In its first year as a credit-bearing academic course, the theatre class at Martha’s Vineyard Regional High School has been giving nearly two dozen students an unexpected education in adaptability as they retool their planned Christmas stage show into a filmed performance. The show, complete with Minnesingers, screens this weekend at the Martha’s Vineyard Drive-In by reservation only.

“It’s a little bit complicated to explain, I suppose, but what isn’t these days? It’s all new territory,” said theatre teacher Brooke Hardman Ditchfield, who with music teacher Abigail Chandler and 22 students has been working since late summer on It’s a Wonderful Life: A Live Radio Play.

Originally planned for a weekend of socially distanced live shows at the drive-in, the period drama by Joe Landry—it imagines a 1940s radio troupe performing the script of the beloved Christmas movie It’s a Wonderful Life—will instead appear onscreen, edited from three weeks’ worth of recordings made during Zoom online classes.

“What we’re going to present this weekend is essentially the final for this unit,” Ms. Hardman Ditchfield said. “It also happens to be a really wonderful thing to watch.”

This weekend’s shows will also include the Minnesingers, who have recorded a series of songs that will run throughout the evening at the drive-in and provide a rare opportunity to hear the school’s elite chorus in this music-muffling pandemic year.

Admission to the screenings is free with advance reservations, but donations to the singing group are encouraged, Ms. Hardman Ditchfield said.

“The Minnesingers have lost every single fundraising opportunity they had this year,” she said. “They haven’t had the spring show. They haven’t had the Christmas show.”

About three weeks ago, Ms. Hardman Ditchfield and Ms. Chandler learned from local health authorities that the Covid-19 surge would rule out in-person performances, even outdoors with social distancing and individual microphones for each performer.

“We’d been planning this since August,” Ms. Hardman Ditchfield said, with a sigh. “It was very Covid-19-protocol friendly... Then we thought, ‘Okay, can we film it?’” Her husband, Martha’s Vineyard Film Festival programming director and drive-in impresario Brian Ditchfield, encouraged the idea, she said. “We talked to the students, and everybody agreed they wanted to do something. We didn’t want to give up.”

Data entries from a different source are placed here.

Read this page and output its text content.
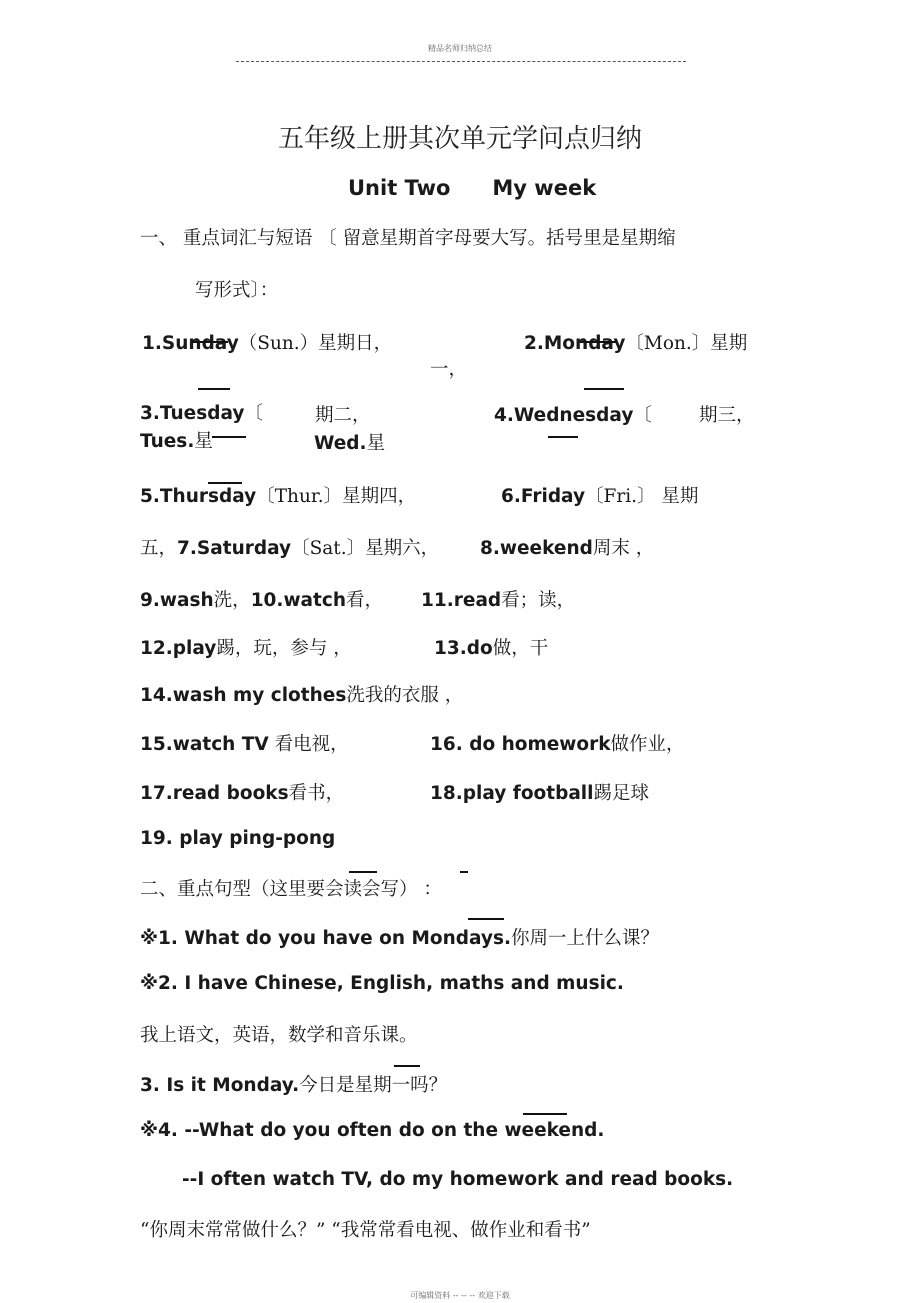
精品名师归纳总结
五年级上册其次单元学问点归纳
Unit Two My week
一、 重点词汇与短语 〔 留意星期首字母要大写。括号里是星期缩
写形式〕：
1.Sunday（Sun.）星期日，	2.Monday〔Mon.〕星期
一，
3.Tuesday〔	期二，
Tues.星
4.Wednesday〔	期三，
Wed.星
5.Thursday〔Thur.〕星期四，	6.Friday〔Fri.〕 星期
五，7.Saturday〔Sat.〕星期六， 8.weekend周末 ，
9.wash洗，10.watch看， 11.read看；读，
12.play踢，玩，参与 ，	13.do做，干
14.wash my clothes洗我的衣服 ，
15.watch TV 看电视，	16. do homework做作业，
17.read books看书，	18.play football踢足球
19. play ping-pong
二、重点句型（这里要会读会写） ：
※1. What do you have on Mondays.你周一上什么课？
※2. I have Chinese, English, maths and music.
我上语文，英语，数学和音乐课。
3. Is it Monday.今日是星期一吗？
※4. --What do you often do on the weekend.
--I often watch TV, do my homework and read books.
“你周末常常做什么？” “我常常看电视、做作业和看书”
可编辑资料 -- -- -- 欢迎下载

Class members easily made the transition to the virtual medium, she said, building elaborate sets in their homes, showing up in costume for class and putting in extra time when needed.

“They have been such troupers, and so dedicated. It was a crash course, not only in acting for film but acting for film over Zoom.”

During in-class Zoom performances, Ms. Chandler would record a view including all the students while Ms. Hardman Ditchfield recorded individual speakers—the equivalent of wide takes and close-ups. The Ditchfields have been editing this virtual footage into the finished movie audiences will see at the drive-in on Friday and Saturday nights.

“We’ve kind of learned how to make something in this new medium. It isn’t quite theatre, it isn’t quite Zoom … it isn’t TV, it isn’t a live concert,” Ms. Hardman Ditchfield said.

And it will be a radio play—a real one. With the help of Laurel Redington at WMVY, the performance will be broadcast on Dec. 20 at 7 p.m., Dec. 25 at 6 p.m. and Dec. 27 at 11 p.m.

The show’s cast includes MVRHS senior Hayleigh Lecoq as Mary Bailey, junior Emmett Favreau as George Bailey and senior Sarah Lytle as Clarence the angel. While this is the culmination of student work for the semester, it is just the start of the theatre department’s 2020-2021 performance schedule.

“The pandemic hit, but we managed to plan a whole season of theatre,” Ms. Hardman Ditchfield said.

In February, the class will present a concert of solo performances called Silver Linings Showcase, she said. “The plan is to film that and screen that around the time that we normally would have done the musical.”

And in May, the class will performthe musical Bright Star by Steve Martin and Edie Brickell, in a newly-released concert version.

“I have been obsessed with this musical for years,” Ms. Hardman Ditchfield said. “I think the music is brilliant, and the story is amazing. And it’s based on a true story.”

The current plan is for the May show to be performed outdoors at the drive-in and also live streamed. “We actually have the room at the drive-in to have live musicians, and the students, socially distanced,” Ms. Hardman Ditchfield said.

It’s A Wonderful Life: A Live Radio Play screens at 6:30 p.m. on Friday, Dec. 18 and 4:30 p.m. on Saturday, Dec. 19 at the Martha’s Vineyard Drive-In in Oak Bluffs.

Admission is by reservation only at docs.google.com/forms/d/e/1FAIpQLScs2kzIrWE1WgH_ge0_8fAvZstZ18NaITi-AyP7sAH-9_Untw/viewform?usp=send_form.